After a protracted legal battle, a woman has been awarded $1.5 million by a Tennessee jury. The case had gone all the way to the U.S. Supreme Court, which had remanded it back to the Tennessee lower court for retrial. The jury found that Vicky Crawford’s employer wrongfully terminated her after she gave negative information about a coworker during an internal investigation into a sexual harassment allegation.
In May 2002, an employee with the city of Nashville, Tennessee, filed a sexual harassment claim against her boss, Gene Hughes. Because Hughes was the director of employee relations and would usually handle sexual harassment investigations, the issue was turned over to the city’s legal department. As part of the investigation, the city called Crawford, who had worked with Hughes for several years, for an interview.
Crawford told investigators that Hughes had sexually harassed her and other employees. Two other employees also claimed that Hughes had harassed them. The investigators found that Hughes had harassed his employees but did not take any disciplinary action against him. Instead, the city mandated sexual harassment training and education for the entire staff.

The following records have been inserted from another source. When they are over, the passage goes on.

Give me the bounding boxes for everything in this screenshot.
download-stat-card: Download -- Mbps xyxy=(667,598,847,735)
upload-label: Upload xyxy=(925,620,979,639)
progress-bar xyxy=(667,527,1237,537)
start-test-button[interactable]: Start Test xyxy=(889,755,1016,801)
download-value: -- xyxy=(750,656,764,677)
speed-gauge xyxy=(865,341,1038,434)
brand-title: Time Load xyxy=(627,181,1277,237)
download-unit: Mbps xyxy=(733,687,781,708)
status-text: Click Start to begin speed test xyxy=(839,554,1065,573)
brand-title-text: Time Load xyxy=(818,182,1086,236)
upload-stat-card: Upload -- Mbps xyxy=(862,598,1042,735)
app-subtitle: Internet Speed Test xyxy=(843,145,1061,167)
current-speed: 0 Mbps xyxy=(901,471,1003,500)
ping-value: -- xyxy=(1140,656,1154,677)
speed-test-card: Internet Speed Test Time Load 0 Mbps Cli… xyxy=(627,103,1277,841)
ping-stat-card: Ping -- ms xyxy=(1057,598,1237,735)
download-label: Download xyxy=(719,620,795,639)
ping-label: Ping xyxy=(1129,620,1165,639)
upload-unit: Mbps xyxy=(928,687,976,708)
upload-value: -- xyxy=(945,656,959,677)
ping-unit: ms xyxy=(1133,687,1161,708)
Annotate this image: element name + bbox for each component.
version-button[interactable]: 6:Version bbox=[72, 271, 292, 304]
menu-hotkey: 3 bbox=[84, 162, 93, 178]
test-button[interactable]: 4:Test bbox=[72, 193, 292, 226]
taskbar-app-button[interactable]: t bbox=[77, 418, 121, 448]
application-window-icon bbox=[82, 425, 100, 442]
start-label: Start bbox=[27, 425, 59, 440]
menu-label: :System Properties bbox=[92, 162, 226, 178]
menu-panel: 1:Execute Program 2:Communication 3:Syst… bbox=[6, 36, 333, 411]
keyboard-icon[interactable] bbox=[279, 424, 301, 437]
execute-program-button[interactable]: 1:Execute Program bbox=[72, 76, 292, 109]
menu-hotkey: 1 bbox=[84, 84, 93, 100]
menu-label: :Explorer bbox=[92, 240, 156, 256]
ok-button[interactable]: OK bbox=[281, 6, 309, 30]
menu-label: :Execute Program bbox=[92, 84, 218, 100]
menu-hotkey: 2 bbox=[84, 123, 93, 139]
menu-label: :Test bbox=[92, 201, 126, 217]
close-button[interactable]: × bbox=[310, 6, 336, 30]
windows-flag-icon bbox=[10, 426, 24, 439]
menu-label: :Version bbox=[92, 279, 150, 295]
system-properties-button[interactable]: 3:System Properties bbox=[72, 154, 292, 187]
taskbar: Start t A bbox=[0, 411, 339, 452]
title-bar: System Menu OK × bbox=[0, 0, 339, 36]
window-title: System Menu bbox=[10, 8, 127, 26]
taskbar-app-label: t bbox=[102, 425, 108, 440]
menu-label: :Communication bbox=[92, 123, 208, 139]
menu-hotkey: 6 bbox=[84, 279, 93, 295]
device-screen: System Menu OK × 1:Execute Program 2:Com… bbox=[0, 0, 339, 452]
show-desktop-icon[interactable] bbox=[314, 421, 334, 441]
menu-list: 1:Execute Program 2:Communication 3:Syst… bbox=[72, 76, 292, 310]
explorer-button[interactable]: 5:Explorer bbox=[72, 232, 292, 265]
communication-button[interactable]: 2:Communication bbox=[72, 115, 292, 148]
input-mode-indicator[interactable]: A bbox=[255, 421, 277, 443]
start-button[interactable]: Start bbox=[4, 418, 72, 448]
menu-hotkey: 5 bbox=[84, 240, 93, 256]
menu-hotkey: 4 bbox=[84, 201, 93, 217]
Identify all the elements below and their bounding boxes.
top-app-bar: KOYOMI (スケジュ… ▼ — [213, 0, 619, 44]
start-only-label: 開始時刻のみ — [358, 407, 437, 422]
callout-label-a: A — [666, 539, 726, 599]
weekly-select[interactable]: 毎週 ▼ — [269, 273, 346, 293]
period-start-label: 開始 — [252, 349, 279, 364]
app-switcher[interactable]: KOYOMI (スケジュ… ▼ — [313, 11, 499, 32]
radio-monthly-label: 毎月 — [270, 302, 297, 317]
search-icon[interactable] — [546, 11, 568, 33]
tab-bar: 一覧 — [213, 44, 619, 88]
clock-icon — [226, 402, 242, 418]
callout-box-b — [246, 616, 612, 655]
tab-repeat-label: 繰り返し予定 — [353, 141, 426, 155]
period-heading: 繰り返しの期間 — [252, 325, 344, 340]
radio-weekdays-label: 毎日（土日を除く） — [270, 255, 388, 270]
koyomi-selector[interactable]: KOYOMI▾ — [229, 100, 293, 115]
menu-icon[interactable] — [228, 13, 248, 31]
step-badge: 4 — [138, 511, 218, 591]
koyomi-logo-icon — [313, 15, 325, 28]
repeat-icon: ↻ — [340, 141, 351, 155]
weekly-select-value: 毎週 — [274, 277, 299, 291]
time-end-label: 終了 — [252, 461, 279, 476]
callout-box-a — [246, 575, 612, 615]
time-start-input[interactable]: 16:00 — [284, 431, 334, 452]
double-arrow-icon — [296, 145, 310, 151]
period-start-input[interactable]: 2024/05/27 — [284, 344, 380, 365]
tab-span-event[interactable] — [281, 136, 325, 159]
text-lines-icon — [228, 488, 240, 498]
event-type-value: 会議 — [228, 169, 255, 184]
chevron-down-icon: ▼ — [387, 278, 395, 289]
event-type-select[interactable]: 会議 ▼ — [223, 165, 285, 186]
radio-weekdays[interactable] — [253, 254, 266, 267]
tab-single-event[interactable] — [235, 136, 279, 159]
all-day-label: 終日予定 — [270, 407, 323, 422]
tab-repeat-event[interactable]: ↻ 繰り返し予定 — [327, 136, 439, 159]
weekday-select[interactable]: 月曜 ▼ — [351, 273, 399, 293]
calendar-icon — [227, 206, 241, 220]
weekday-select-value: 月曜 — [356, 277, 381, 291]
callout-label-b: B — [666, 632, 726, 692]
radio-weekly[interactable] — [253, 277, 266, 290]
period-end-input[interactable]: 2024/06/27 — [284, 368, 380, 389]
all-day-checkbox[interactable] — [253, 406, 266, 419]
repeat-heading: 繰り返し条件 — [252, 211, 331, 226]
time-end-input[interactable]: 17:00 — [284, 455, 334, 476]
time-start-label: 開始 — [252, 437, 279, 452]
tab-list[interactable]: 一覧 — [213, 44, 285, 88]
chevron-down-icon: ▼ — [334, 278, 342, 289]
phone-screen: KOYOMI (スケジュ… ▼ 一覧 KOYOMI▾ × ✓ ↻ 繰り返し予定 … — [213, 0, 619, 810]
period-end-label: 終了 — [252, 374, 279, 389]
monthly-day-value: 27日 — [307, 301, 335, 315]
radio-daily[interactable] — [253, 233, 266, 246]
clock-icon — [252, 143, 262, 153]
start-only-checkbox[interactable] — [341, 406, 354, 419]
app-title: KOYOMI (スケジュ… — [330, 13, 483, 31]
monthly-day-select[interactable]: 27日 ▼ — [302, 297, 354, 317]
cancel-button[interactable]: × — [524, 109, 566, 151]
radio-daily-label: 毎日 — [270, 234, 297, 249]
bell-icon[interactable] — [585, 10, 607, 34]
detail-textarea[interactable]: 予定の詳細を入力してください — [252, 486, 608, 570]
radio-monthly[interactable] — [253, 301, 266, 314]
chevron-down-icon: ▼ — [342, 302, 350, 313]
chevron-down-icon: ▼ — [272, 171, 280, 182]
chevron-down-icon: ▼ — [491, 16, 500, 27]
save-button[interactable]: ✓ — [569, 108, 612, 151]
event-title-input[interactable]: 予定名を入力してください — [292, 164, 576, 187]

After the sexual harassment investigation was complete, the city launched investigations of the three people who claimed that Hughes had harassed them. All three were fired. Crawford was terminated in January 2003 after 30 years of service. She was accused of embezzlement and drug use, charges later found to be false.
Crawford filed a retaliation lawsuit against the city, claiming that she was fired in retaliation for her role in the sexual-harassment investigation. The city requested summary judgment—a hearing based on the facts of a case, without a trial—arguing that Crawford did not bring the harassment charges and that her firing therefore could not be retaliation. The court granted the summary judgment.
On appeal, a federal court upheld the lower court ruling. The court noted that employees involved in internal investigations into wrongdoing are protected from adverse employment actions if they oppose that wrongdoing. The court found that Crawford did not fit into that category because she did not bring a sexual harassment claim against Hughes nor did she pursue the matter during or after the investigation.
The Supreme Court, however, overturned that decision in January 2009, finding that Crawford need not bring a formal sexual harassment claim to be protected from retaliation. In the written opinion of the case, the Court noted that “nothing in the statute requires a freakish rule protecting an employee who reports discrimination on her own initiative but not [protecting] one who reports the same discrimination in the same words when asked a question.” It sent the case to the lower court for retrial.
In last week’s verdict, the jury awarded Crawford $420,000 in compensatory damages, more than $408,000 in back pay, and more than $727,000 in reimbursement for future pay.